I remember. Do you? Sixty years ago today, Martin Luther King Jr. gave his “I Have a Dream” speech from the steps of the Lincoln Memorial, seeking to focus the nation’s attention on civil rights and jobs.
I was a high school junior, watching the event from afar on TV. I was mesmerized by the power of King’s oratory, overcome by his grace and hope.
One of my mother’s friends, visiting at the time, called Dr. King a “troublemaker.” That was the last I ever saw of her.
He was a troublemaker, in the sense that the late civil rights leader and Congressman John Lewis used the term: He was a maker of “good trouble.”
Dr. King’s speech, as well as the March on Washington, focused on economic discrimination and the lack of decent jobs for Black Americans. The civil rights leaders who organized the events made sure to include white labor organizer Walter Reuther, the head of the United Auto Workers.
Today, 60 years later, I can’t resist asking: How much progress has been made since then?
Poverty rates for Black Americans have fallen over the past 60 years. According to the latest data, a smaller proportion of Black people live in poverty than ever before. The Black poverty rate is 18.8 percent — about half what it was in 1966 — but still high in comparison to other races.
The average income of Black households, after growing through the 1960s and 1970s, seemed to hit a ceiling. It is now around 65 percent of that of white households, where it’s been for some 40 years.
The typical Black household now has around $24,000 in savings, investments, home equity, and other elements of wealth. The typical white household, around $189,000. If anything, the racial wealth gap has worsened.
Mortality rates are far higher among Black women than white women, including deaths in childbirth. Police brutality against Black people continues. Hate crimes against Black people continue. Black children are disproportionately hurt or killed by gun violence.
Why hasn’t more progress been made? One reason has to do with the economic stagnation of the white working class and the shrinkage of the American middle class, especially over the last four decades.

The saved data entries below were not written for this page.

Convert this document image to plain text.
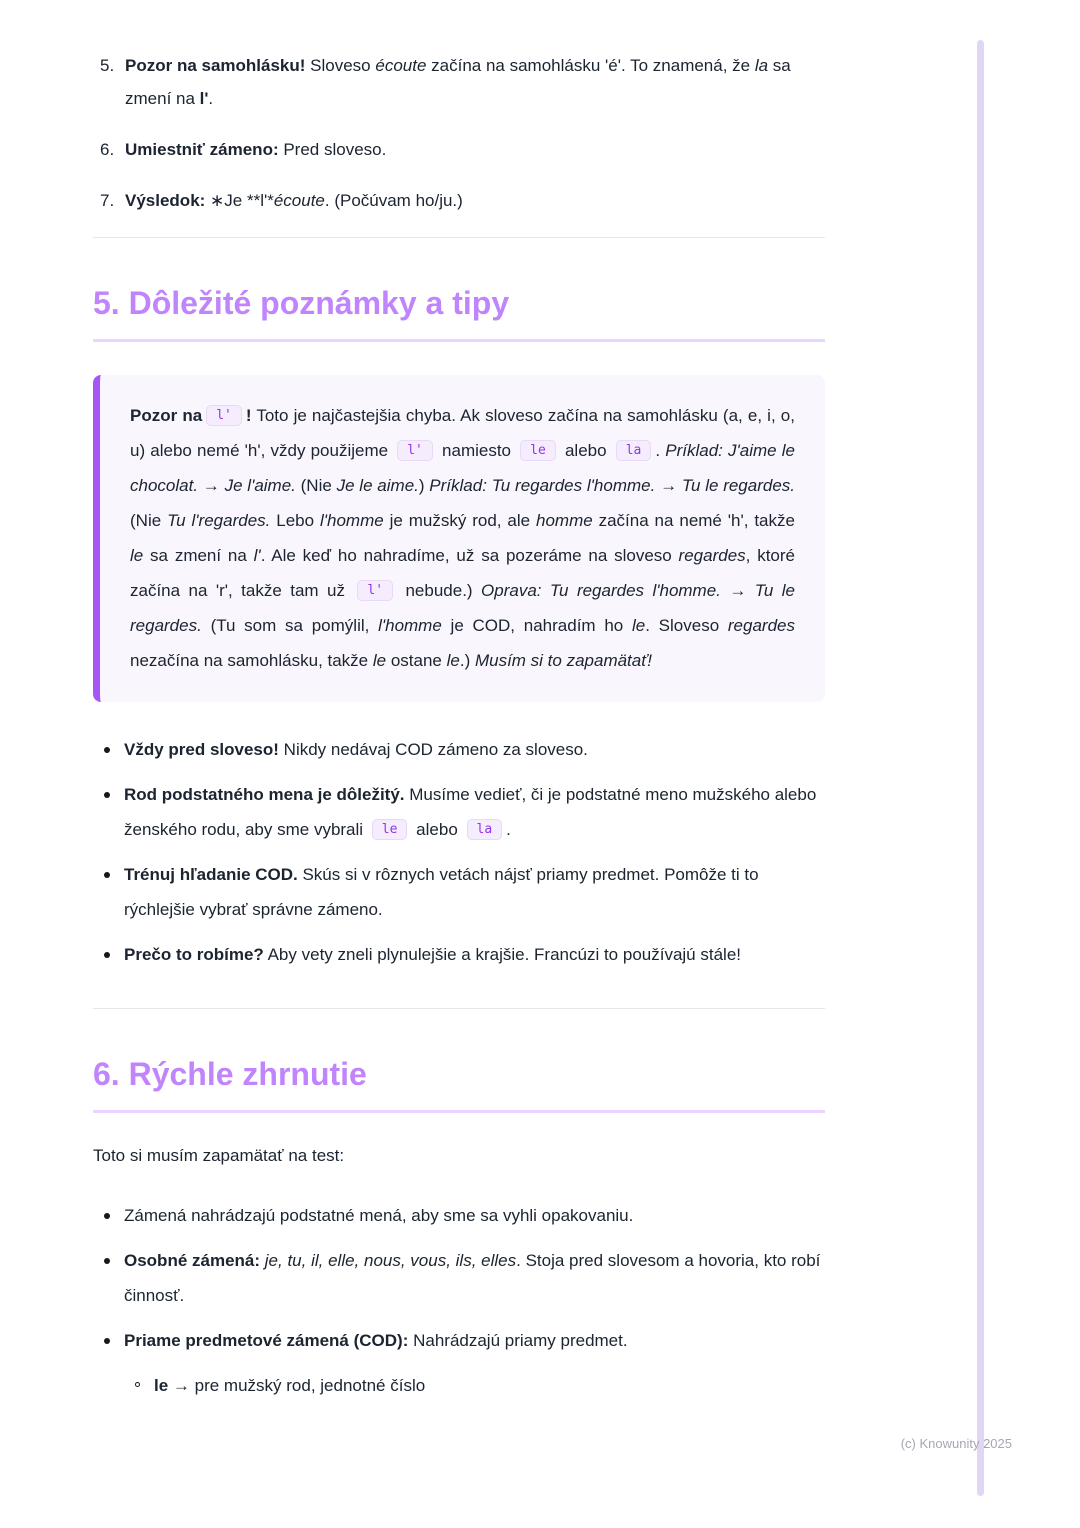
5. Pozor na samohlásku! Sloveso écoute začína na samohlásku 'é'. To znamená, že la sa zmení na l'.
6. Umiestniť zámeno: Pred sloveso.
7. Výsledok: ∗Je **l'*écoute. (Počúvam ho/ju.)
5. Dôležité poznámky a tipy
Pozor na l' ! Toto je najčastejšia chyba. Ak sloveso začína na samohlásku (a, e, i, o, u) alebo nemé 'h', vždy použijeme l' namiesto le alebo la . Príklad: J'aime le chocolat. → Je l'aime. (Nie Je le aime.) Príklad: Tu regardes l'homme. → Tu le regardes. (Nie Tu l'regardes. Lebo l'homme je mužský rod, ale homme začína na nemé 'h', takže le sa zmení na l'. Ale keď ho nahradíme, už sa pozeráme na sloveso regardes, ktoré začína na 'r', takže tam už l' nebude.) Oprava: Tu regardes l'homme. → Tu le regardes. (Tu som sa pomýlil, l'homme je COD, nahradím ho le. Sloveso regardes nezačína na samohlásku, takže le ostane le.) Musím si to zapamätať!
Vždy pred sloveso! Nikdy nedávaj COD zámeno za sloveso.
Rod podstatného mena je dôležitý. Musíme vedieť, či je podstatné meno mužského alebo ženského rodu, aby sme vybrali le alebo la .
Trénuj hľadanie COD. Skús si v rôznych vetách nájsť priamy predmet. Pomôže ti to rýchlejšie vybrať správne zámeno.
Prečo to robíme? Aby vety zneli plynulejšie a krajšie. Francúzi to používajú stále!
6. Rýchle zhrnutie

Toto si musím zapamätať na test:

Zámená nahrádzajú podstatné mená, aby sme sa vyhli opakovaniu.
Osobné zámená: je, tu, il, elle, nous, vous, ils, elles. Stoja pred slovesom a hovoria, kto robí činnosť.
Priame predmetové zámená (COD): Nahrádzajú priamy predmet.
le → pre mužský rod, jednotné číslo
(c) Knowunity 2025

It’s been hard for poor Black people to move up the ladder when so many of the lower rungs on that ladder are already occupied and the middle rungs are missing.
Many white Americans in the bottom half are barely holding on — working paycheck to paycheck, fearing they could fall backward at any time, frustrated that their children aren’t doing better than they did at a comparable age.
Meanwhile, white people at or near the top have gained so much wealth they’ve been able to effectively secede from the rest of America into wealthy enclaves. They don’t any longer see the struggles of the bottom half. Being rich in America today means not coming across anyone who isn’t.
All of this has encouraged Republican leaders over the last several decades to use racial “dog whistles” to court the white working class. It’s prompted recent Republican “culture warriors” to attack diversity, equity, and inclusion and to roll back efforts to give schoolchildren honest accounts of the nation’s history of racism.
And it’s encouraged Republican presidents to appoint Supreme Court justices who have eviscerated the 1965 Voting Rights Act — the crowning achievement of the Civil Rights Movement — thereby allowing restrictive voting laws in states with long-standing histories of racial discrimination. Republican appointees to the court have also barred the use of affirmative action in higher education.
Dr. King understood that Black Americans could not get ahead if white Americans could not get ahead and vice versa. The destinies of lower-wage white and Black Americans were inextricably connected. As he said sixty years ago today, “many of our white brothers, as evidenced by their presence here today, have come to realize that their destiny is tied up with our destiny. And they have come to realize that their freedom is inextricably bound to our freedom.”
With wealth and power now more concentrated at the top of America than at any time in the last 60 years, the only way the bottom half can advance is if the poor and working class join together with what’s left of the middle class in a multiracial, multiethnic political coalition. That prospect scares the American oligarchy more than anything.